Герой «Нови», Нежданов, неудавшийся революционер, в итоге кончает с собой — главным образом оттого, что происхождение и характер не дают ему приспособиться к жестокой дисциплине, царящей в революционной среде, медленно и кропотливо трудиться, подобно истинному герою романа, практику-реформатору Соломину, чьи бездушно-спокойные действия на собственной, демократически организованной фабрике создадут якобы лучший, справедливый порядок. Нежданов слишком хорошо воспитан, слишком чувствителен, слишком слаб — а прежде всего, слишком служен духовно, чтобы сжиться с этим строжайшим, чисто монашеским новым порядком; он мучительно мечется и, под конец, терпит крах, поскольку «не умел опроститься»[366]. А важнее всего то, что, как подметил Ирвинг Хау {Irving Howe)[367], «не умел опроститься» сам Тургенев. Другу своему Якову Петровичу Полонскому он писал: «<...> если за "Отцов и детей" меня били палками, за "Новь" меня будут лупить бревнами — и точно так же с обеих сторон»[368]. Тремя годами позднее катковская газета вновь разбранила Ивана Сергеевича за «шутовство» и заискивание перед молодежью[369]. Как и всегда, Тургенев отозвался на выпад немедля: «<...> я имею право утверждать, — пишет он, — что убеждения, высказанные мною и печатно и изустно, не изменились ни на йоту в последние сорок лет; я не скрывал их никогда и ни перед кем. <... > Я всегда был и до сих пор остался "постепеновцем", либералом старого покроя в английском, династическом смысле, человеком, ожидающим реформ только свыше, — принципиальным противником революций, не говоря уже
безобразиях последнего времени. Молодежь была права в своей оценке — и я почел бы недостойным и ее и самого себя представляться ей в другом свете»[370].
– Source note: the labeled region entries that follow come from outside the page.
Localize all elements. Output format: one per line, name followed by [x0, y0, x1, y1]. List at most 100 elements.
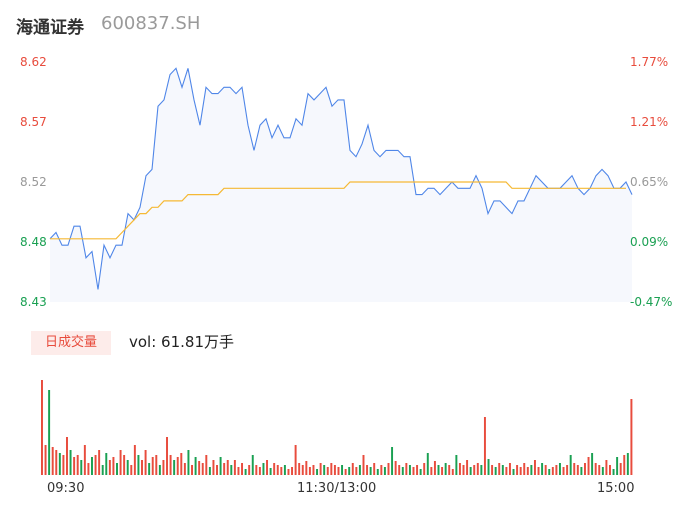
volume-bar — [144, 450, 147, 475]
volume-bar — [630, 399, 633, 475]
price-tick-label: 8.43 — [20, 295, 47, 309]
volume-bar — [473, 465, 476, 475]
volume-bar — [312, 465, 315, 475]
volume-bar — [205, 455, 208, 475]
volume-bar — [226, 460, 229, 475]
volume-bar — [491, 465, 494, 475]
volume-bar — [44, 445, 47, 475]
volume-bar — [305, 461, 308, 475]
volume-bar — [123, 455, 126, 475]
volume-bar — [394, 461, 397, 475]
pct-tick-label: 0.09% — [630, 235, 669, 249]
volume-bar — [101, 465, 104, 475]
volume-bar — [466, 460, 469, 475]
time-tick-label: 15:00 — [597, 481, 635, 496]
volume-bar — [537, 467, 540, 475]
volume-bar — [151, 457, 154, 475]
volume-bar — [430, 467, 433, 475]
volume-bar — [530, 465, 533, 475]
volume-bar — [141, 460, 143, 475]
volume-bar — [533, 460, 536, 475]
volume-bar — [51, 447, 54, 475]
volume-bar — [133, 445, 136, 475]
volume-bar — [408, 465, 411, 475]
volume-bar — [194, 457, 197, 475]
pct-tick-label: -0.47% — [630, 295, 673, 309]
volume-bar — [301, 465, 304, 475]
volume-bar — [248, 465, 251, 475]
volume-bar — [41, 380, 43, 475]
volume-bar — [448, 465, 451, 475]
volume-bar — [108, 460, 111, 475]
volume-bar — [330, 463, 333, 475]
volume-bar — [580, 467, 583, 475]
volume-bar — [323, 465, 326, 475]
volume-bar — [241, 463, 244, 475]
volume-bar — [48, 390, 51, 475]
volume-bar — [337, 467, 340, 475]
volume-bar — [548, 469, 551, 475]
volume-bar — [291, 467, 294, 475]
volume-bar — [412, 467, 415, 475]
volume-bar — [405, 463, 408, 475]
volume-bar — [201, 463, 204, 475]
volume-bar — [98, 450, 101, 475]
volume-bar — [348, 467, 351, 475]
volume-bar — [173, 460, 176, 475]
volume-bar — [523, 463, 526, 475]
volume-bar — [594, 463, 597, 475]
time-tick-label: 11:30/13:00 — [297, 481, 377, 496]
volume-bar — [526, 467, 529, 475]
volume-bar — [105, 453, 108, 475]
volume-bar — [458, 463, 461, 475]
volume-bar — [591, 453, 594, 475]
volume-bar — [387, 463, 390, 475]
volume-bar — [255, 465, 258, 475]
volume-bar — [476, 463, 479, 475]
volume-bar — [616, 457, 619, 475]
volume-bar — [573, 463, 576, 475]
volume-bar — [619, 463, 622, 475]
pct-tick-label: 0.65% — [630, 175, 669, 189]
volume-bar — [69, 450, 72, 475]
time-tick-label: 09:30 — [47, 481, 85, 496]
volume-bar — [183, 463, 186, 475]
volume-bar — [623, 455, 626, 475]
volume-bar — [176, 457, 179, 475]
volume-bar — [498, 463, 501, 475]
volume-bar — [541, 463, 544, 475]
volume-bar — [505, 467, 508, 475]
volume-bar — [426, 453, 429, 475]
volume-bar — [166, 437, 168, 475]
volume-bar — [433, 461, 436, 475]
volume-bar — [494, 467, 497, 475]
volume-bar — [587, 457, 590, 475]
volume-bar — [76, 455, 79, 475]
volume-bar — [80, 460, 83, 475]
volume-bar — [112, 457, 115, 475]
volume-bar — [212, 460, 215, 475]
volume-bar — [269, 468, 272, 475]
volume-bar — [562, 467, 565, 475]
price-area-fill — [50, 68, 632, 302]
pct-tick-label: 1.77% — [630, 55, 669, 69]
volume-bar — [169, 455, 172, 475]
volume-bar — [601, 467, 604, 475]
volume-tab[interactable]: 日成交量 — [31, 331, 111, 355]
volume-bar — [187, 450, 190, 475]
volume-bar — [298, 463, 301, 475]
volume-bar — [605, 460, 608, 475]
volume-bar — [73, 457, 76, 475]
avg-price-line — [50, 181, 626, 240]
volume-bar — [366, 465, 369, 475]
volume-bar — [355, 467, 358, 475]
volume-bar — [555, 465, 558, 475]
price-tick-label: 8.57 — [20, 115, 47, 129]
volume-bar — [344, 469, 347, 475]
volume-bar — [626, 453, 629, 475]
volume-bar — [551, 467, 554, 475]
pct-tick-label: 1.21% — [630, 115, 669, 129]
volume-bar — [612, 469, 615, 475]
volume-bar — [469, 467, 472, 475]
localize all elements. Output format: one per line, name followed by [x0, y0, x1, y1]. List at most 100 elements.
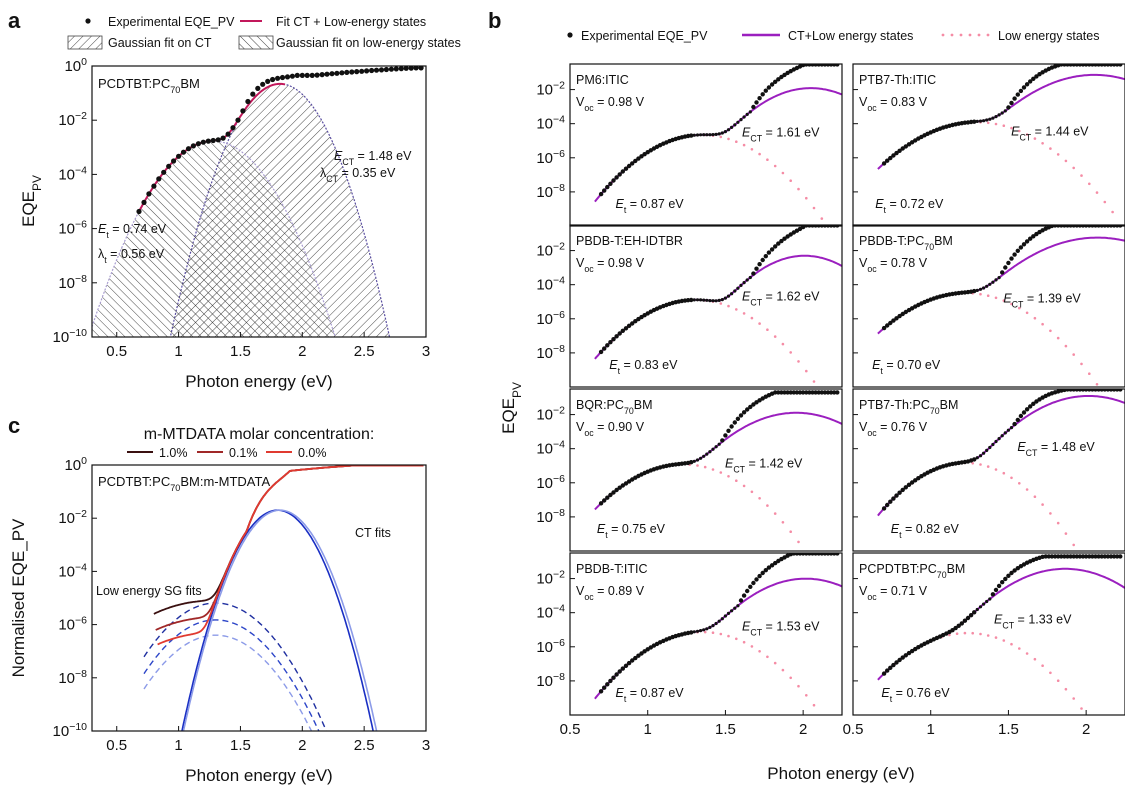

На закате 1870-х левые простили Тургеневу его «заблуждения». Приступы слабости, постоянные попытки оправдаться перед российскими властями, отрицание связей с эмигрантами в Лондоне и Париже — все эти прегрешения были почти полностью позабыты[371]. Тургеневское обаяние, сочувствие отдельным революционерам и их убеждениям, его писательская искренность вызвали благосклонность изгнанников — правда, отнюдь не питавших иллюзий касаемо крайне умеренных тургеневских взглядов и неистребимой привычки спасаться бегством, если битва становилась чересчур горячей. Писатель по-прежнему говорил радикалам: вы ошибаетесь. Если старое потеряло всякую силу, а новое принимается плохо, то нужно, как написано в романе «Дым», «терпение <... > прежде всего, и терпение не страдательное, а деятельное, настойчивое, не без сноровки, не без хитрости подчас»1. Когда грянул кризис, когда, согласно многозначительной фразе, «неумелый сталкивался с недобросовестным», а «весь поколебленный быт ходил ходуном»2, требовался обычный здравый смысл, а не герценовская и не народническая идиллия, нелепая и ностальгическая, слепо творящая кумира из мужика — наихудшего реакционера на всем белом свете.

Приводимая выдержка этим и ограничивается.